Up There
Spring 2023, Instructor: Sergi Serrat School of Architecture and Interior Design
Most visions for the future of cities include some form of reconnection with nature. In general, there is the "Smart" model, focused on the intensive use of technology to improve the efficiency of different infrastructural layers and make them more environmentally friendly, and the "Green" model, which includes all of the above and adds decorative vegetal surfaces of all kinds, either horizontally or vertically.
However, any of these previous or future models forget to address the main quality that cities have always had until the arrival of the industrial revolution: they were rich in integrated productive models based on local networks. In fact, until the intensive use of carbon polluted cities in the worst way humanity has ever known, human settlements were self-sufficient hubs, capable of generating their own energy, food, and goods. On top of that, there was an intense symbiotic relationship with the environment, understanding and taking advantage of the metabolic and productive essence of nature in opposition to manmade structures.

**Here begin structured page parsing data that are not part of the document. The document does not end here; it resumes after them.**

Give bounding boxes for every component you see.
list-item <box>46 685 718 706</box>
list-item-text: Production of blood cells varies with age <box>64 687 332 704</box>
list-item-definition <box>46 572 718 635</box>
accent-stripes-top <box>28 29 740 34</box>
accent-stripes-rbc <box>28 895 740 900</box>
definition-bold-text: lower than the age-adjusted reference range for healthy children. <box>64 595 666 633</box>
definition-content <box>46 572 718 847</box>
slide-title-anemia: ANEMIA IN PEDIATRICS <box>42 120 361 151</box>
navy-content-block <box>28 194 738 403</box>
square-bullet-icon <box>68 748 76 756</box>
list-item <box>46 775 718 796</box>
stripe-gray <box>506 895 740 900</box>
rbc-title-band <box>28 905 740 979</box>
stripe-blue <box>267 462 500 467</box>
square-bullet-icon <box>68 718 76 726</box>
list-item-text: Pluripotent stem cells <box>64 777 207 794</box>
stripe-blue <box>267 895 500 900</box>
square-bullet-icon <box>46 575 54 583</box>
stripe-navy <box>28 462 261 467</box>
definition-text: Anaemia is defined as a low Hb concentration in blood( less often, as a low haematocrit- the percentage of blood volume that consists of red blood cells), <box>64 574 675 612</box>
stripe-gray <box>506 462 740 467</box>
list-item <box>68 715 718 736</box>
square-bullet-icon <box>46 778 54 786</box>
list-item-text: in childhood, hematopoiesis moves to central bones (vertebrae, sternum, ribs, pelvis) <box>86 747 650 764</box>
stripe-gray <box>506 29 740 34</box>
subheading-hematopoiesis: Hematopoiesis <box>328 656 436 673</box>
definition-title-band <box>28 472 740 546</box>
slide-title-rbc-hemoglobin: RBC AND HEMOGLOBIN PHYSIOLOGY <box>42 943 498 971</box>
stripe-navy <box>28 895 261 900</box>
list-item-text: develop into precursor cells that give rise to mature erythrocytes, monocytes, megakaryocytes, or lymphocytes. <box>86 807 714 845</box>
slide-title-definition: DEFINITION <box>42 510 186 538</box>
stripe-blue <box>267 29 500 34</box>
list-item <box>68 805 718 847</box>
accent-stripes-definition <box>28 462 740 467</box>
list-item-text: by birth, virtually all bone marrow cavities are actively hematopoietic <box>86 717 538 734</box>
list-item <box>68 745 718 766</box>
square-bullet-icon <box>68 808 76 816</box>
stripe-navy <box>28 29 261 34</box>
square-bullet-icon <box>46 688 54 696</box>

The studio is based on the thesis that the city of the future cannot be discussed without (re)introducing local, slow, and integrated productive networks into the urban fabric. Living and working conditions must be compatible with spatial and social structures, keeping density high and mobility low.
We will challenge our traditional binary thinking, which separates man from nature, buildings from the landscape, and cities from the countryside. We will search for the compatibility limits between productive, residential, and recreational urban structures. We will investigate the benefits of a complex, vertical, multilayered city and explore an integrative path that blends urban efficiency with rural resilience in search of new domains for the uncertain future of post-urban developments.
The studio aims to complete the investigation started by the "Out There" graduate design studio during the fall of 2022. Then, the students proposed human-centered settlements built around productive programs found in the rural areas of Ohio. The goal was to define spaces and programs that could challenge the way humans live, work, and play together in the rural context of Akron and the abandoned rubber bowl stadium.